UPDATE: Nov. 17, 4:35 p.m.
Ticketmaster says it is canceling Friday's planned general public sale for Taylor Swift's upcoming stadium tour because it doesn't have enough tickets, The Associated Press reports.
The decision comes two days after a presale event caused the site to crash, leaving many fans without tickets. The ticketing company said in a statement Thursday that 2 million tickets were sold during presales on Tuesday, the most tickets ever sold on the platform in a single day.
Original story follows:
PHILADELPHIA (KYW Newsradio) — Ticketmaster had a lot of disappointed Taylor Swift fans seeing red after they had trouble online Tuesday, trying to nab presale tickets for the performer's three shows at Lincoln Financial Field in May. But Swifties still have two more chances to snag some stubs, with extended presale tickets Wednesday and general admission sales Thursday.
Thousands of Philadelphia-area fans spent hours in an online waiting room Tuesday after the Ticketmaster site crashed under the surge of Swifties.
The company even shifted the start times of presales for the West Coast and moved some to Wednesday all together, but by the time disappointed fans got through, tickets were mostly sold out.
“I'm almost traumatized to the point where I don't want to go back in and see if I can get better tickets!” said Grace Ann Alfiero of Bucks County. She ended up getting her tickets through resale site Stub Hub.
“It's after I tried probably 120 times to get tickets through Ticketmaster. It came to a point where I was afraid that I wasn't going to get any tickets and so I ended up paying $600 per ticket.”
Adding insult to injury, she said: “We have terrible seats.”
Echoing the sentiment of many comments on Twitter, she said, “It really plays to the affluent audience, and it's really exploitive.”
As the Swift bop goes, "It must be exhausting, always rooting for the anti-hero."
Lindsay Streussnig of Paoli said she spent all day online for tickets but ended up with nothing to show for it.
"I'm not even gonna lie. I cried a few times," she said.
She blames Ticketmaster.
“You had to sign up to be a verified fan. I guess it's Ticketmaster's way of controlling scalpers,” she said.
Ticketmaster acknowledged Tuesday via Twitter that they were having problems and encouraged fans to use their mobile site. That’s how Karen Richter scored five tickets after waiting online for two and a half hours.

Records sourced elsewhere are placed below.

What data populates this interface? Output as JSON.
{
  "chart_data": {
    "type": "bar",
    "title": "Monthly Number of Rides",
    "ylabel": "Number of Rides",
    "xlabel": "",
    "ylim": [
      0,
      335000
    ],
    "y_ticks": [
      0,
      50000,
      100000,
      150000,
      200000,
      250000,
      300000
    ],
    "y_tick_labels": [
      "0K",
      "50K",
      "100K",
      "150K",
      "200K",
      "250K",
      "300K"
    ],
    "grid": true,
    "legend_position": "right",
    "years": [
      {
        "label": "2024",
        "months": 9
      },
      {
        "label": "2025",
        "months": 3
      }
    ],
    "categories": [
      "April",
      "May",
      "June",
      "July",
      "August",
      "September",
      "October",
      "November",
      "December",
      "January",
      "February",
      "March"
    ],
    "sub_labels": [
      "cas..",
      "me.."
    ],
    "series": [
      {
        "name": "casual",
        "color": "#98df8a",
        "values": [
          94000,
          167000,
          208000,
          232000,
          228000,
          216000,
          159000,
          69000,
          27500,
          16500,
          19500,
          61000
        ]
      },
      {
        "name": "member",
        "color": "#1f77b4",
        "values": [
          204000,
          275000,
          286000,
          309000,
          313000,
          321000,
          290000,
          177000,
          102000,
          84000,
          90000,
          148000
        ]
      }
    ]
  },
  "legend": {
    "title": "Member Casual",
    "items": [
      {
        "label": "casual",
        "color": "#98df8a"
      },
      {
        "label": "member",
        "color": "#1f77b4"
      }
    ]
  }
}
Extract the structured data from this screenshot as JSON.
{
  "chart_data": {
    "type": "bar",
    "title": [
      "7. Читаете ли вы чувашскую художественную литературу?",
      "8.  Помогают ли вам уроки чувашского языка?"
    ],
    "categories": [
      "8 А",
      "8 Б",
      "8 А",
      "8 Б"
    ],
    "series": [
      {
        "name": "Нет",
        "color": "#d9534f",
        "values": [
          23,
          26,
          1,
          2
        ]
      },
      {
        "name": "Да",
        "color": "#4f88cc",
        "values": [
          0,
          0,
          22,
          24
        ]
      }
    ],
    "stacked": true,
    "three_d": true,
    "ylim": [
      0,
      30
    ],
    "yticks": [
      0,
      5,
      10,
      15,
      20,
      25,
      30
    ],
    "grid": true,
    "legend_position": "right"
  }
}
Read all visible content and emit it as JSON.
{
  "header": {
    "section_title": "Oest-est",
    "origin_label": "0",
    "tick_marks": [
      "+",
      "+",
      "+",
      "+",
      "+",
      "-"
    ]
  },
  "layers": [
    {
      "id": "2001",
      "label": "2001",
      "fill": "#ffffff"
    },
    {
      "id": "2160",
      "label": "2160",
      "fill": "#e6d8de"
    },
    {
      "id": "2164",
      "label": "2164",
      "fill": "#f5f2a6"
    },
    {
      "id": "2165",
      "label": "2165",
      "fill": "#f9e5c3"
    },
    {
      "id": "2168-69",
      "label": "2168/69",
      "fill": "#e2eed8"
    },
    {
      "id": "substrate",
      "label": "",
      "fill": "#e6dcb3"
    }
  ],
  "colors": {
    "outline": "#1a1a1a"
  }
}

“I finally was able to refresh my browser. And then I got stuck again for over an hour with it saying that I was being redirected.”
Richter thought it was a lost cause — but then she received a notification to make her purchase.
“It was completely bizarre, and I was sure that I was stuck and not gonna get anywhere — and then all of a sudden, it bumped me into the ticket room," she said.
“I was actually driving and I had to pull over and complete the ticket purchase on my phone.”
And now, she has Mother’s Day plans with Taylor Swift: “I was very happy and my kids are even happier.”
Richter spent about $600 for five tickets,
“There were only 200-level seats available, but at that point, I was just happy to have anything. And we'll bring binoculars!”
The company called the demand historically unprecedented and said, despite the hiccups, hundreds of thousands of tickets have been sold.
Fans had a second chance at presale tickets Wednesday, and general admission sales will start Thursday.
Swift's "Eras" tour is her first in five years. It kicks off in four months in Arizona.